Les informations données ont une portée générale pour l’ensemble du personnel de l’Etat. Elles nécessitent quelques précisions pour les enseignant·e·s.

La déductions pour frais de repas peuvent effectivement tenir compte de la période de confinement. Cela signifie par exemple qu’une personne (à 100%) qui n’aurait effectivement pas mis les pieds dans son établissement (obligatoire) du 16 mars au 1er mai 2020 pourrait ne déduire que 210 jours pour les frais de repas ou de transport au lieu des 240 jours usuels. Cela étant, il faut considérer chaque situation. Il peut y avoir eu des réunions en “présentiel” même pendant cette période, et des collègues ont effectué des tâches de service d’accueil scolaire et se sont donc bien déplacé.
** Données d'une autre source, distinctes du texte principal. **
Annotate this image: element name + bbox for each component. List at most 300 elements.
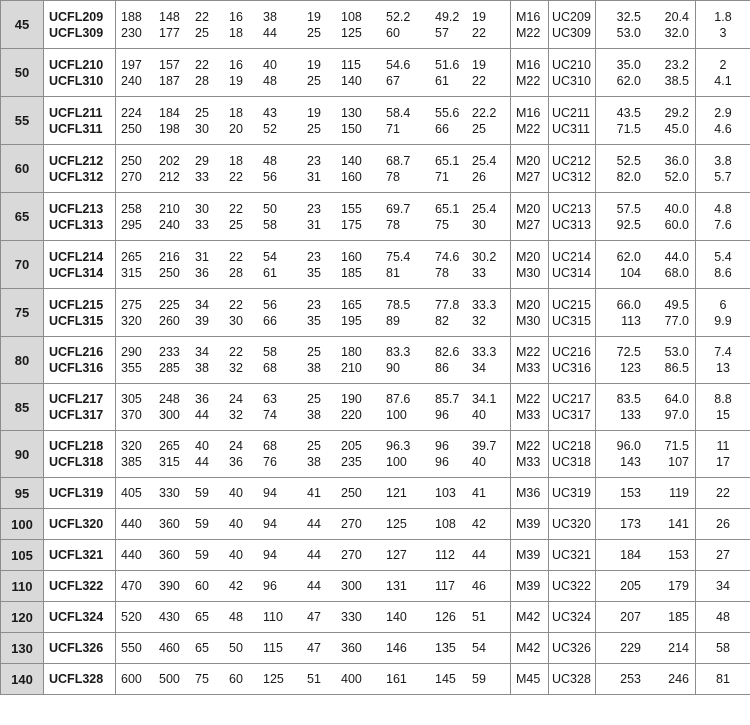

Concernant les frais de repas, il faut se référer au document de SUD pour les cas de figure où des cantines scolaires accueillant des enseignant·e·s impliquent que la case “G” soit cochée.

Pour les frais professionnels, il faut tenir compte du fait que les enseignant·e·s doivent depuis longtemps utiliser à domicile un bureau et des ressources matérielles (informatique, ouvrages) pour faire leur travail. C’est d’ailleurs ce qui a conduit la SVMS a lancer une pétition qui a recueilli plus de 2’800 signatures. Cela étant, la période de l’enseignement à distance ou le développement des nouvelles plateformes informatiques ont pu nécessiter des investissements supplémentaires à même du justifier des déductions de frais professionnels effectifs en plus du forfait.